The best-known street of Barcelona, a boulevard that breaks the old city made of small streets in two, and the proof that Barcelona was made to be walked.

The Ramblas is divided into five sections, although you'll be aware of this only if you look at the plaques with the street names.

If you start at the upward side (near Plaça Catalunya), the first section you'll go through is the Rambla de Canaletes. It is said that those who drink from the fountain this section is called after, the Canaletes fountain, will return to Barcelona. This is also the place where celebrations when Barça wins an important competition or match are held.

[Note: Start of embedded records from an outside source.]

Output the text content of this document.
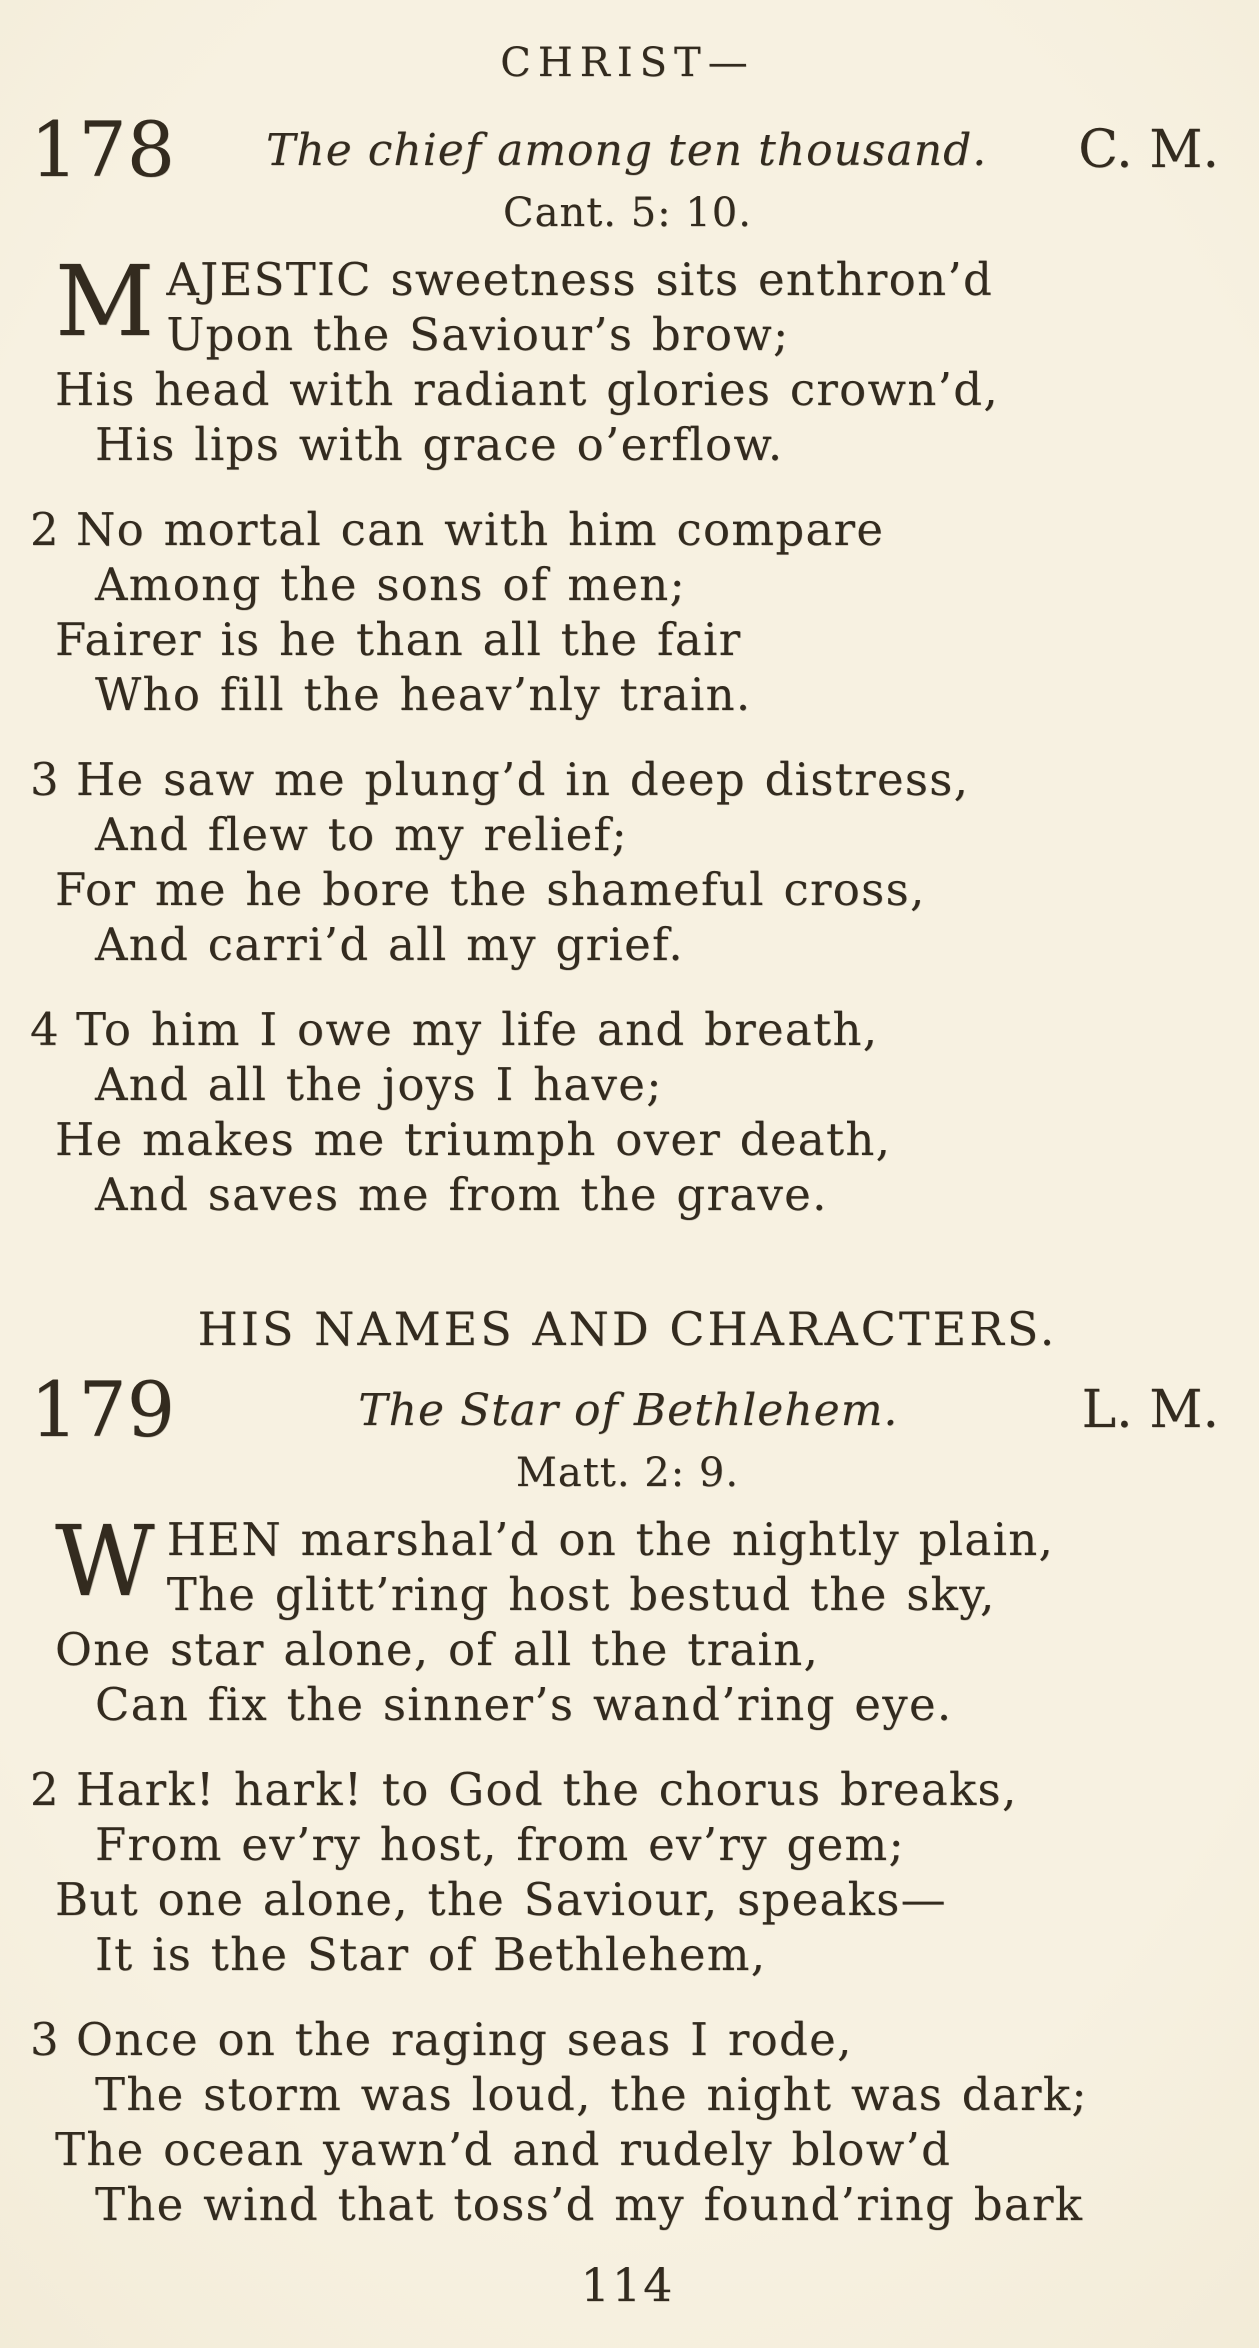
CHRIST—
178	The chief among ten thousand.	C. M.
Cant. 5: 10.
M AJESTIC sweetness sits enthron’d
Upon the Saviour’s brow;
His head with radiant glories crown’d,
His lips with grace o’erflow.
2 No mortal can with him compare
Among the sons of men;
Fairer is he than all the fair
Who fill the heav’nly train.
3 He saw me plung’d in deep distress,
And flew to my relief;
For me he bore the shameful cross,
And carri’d all my grief.
4 To him I owe my life and breath,
And all the joys I have;
He makes me triumph over death,
And saves me from the grave.
HIS NAMES AND CHARACTERS.
179	The Star of Bethlehem.	L. M.
Matt. 2: 9.
W HEN marshal’d on the nightly plain,
The glitt’ring host bestud the sky,
One star alone, of all the train,
Can fix the sinner’s wand’ring eye.
2 Hark! hark! to God the chorus breaks,
From ev’ry host, from ev’ry gem;
But one alone, the Saviour, speaks—
It is the Star of Bethlehem,
3 Once on the raging seas I rode,
The storm was loud, the night was dark;
The ocean yawn’d and rudely blow’d
The wind that toss’d my found’ring bark
114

Next there is the Rambla dels Estudis, named after the university that was placed here between the XVI and the XVIII centuries; and, after that, we arrive at the Rambla de Sant Josep, although it's usually called Rambla dels Ocells because of the many kiosks that sell birds and other small animals (hamsters, turtles, etc.).

In the middle of the Rambla de Sant Josep, at the right, there is the Mercat de la Boqueria, a popular food market, made primarily of iron and glass. The variety of products is amazing, and although it is usually crowded with tourists, it sill keeps the flavour of the old Barcelona and is an important part of the day-to-day activities of the local population. If you're felling adventurous, sit down at the counter of the popular bar Pinocho and ask for some of the more traditional Catalan recipes.

The next section is the Rambla dels Caputxins, but as happens with the prior section, it has a more popular name, the Rambla de les Flors, because of the flower stalls. The most interesting building in this section is the Liceu, Barcelona's opera house. It was destroyed by fire a few years ago, but it has already been rebuilt, and in fact they took advantage of that to make it bigger.

You can now take a short break from the Ramblas and turn right, to the Plaça Reial (where the Capuchine monastery that names this section used to be), a lively square that also shows the rougher side of the city (if you are young, it won't take very long until somebody offers to sell you pot).

The last section, before arriving at the Columbus statue (and talking about statues, you probably will have seen a lot of human statues during your walk) is the Rambla de Santa Mónica, where you can find the Centre d'Art Santa Mónica at the right and the wax museum at the left: choose according to your tastes, or visit both places.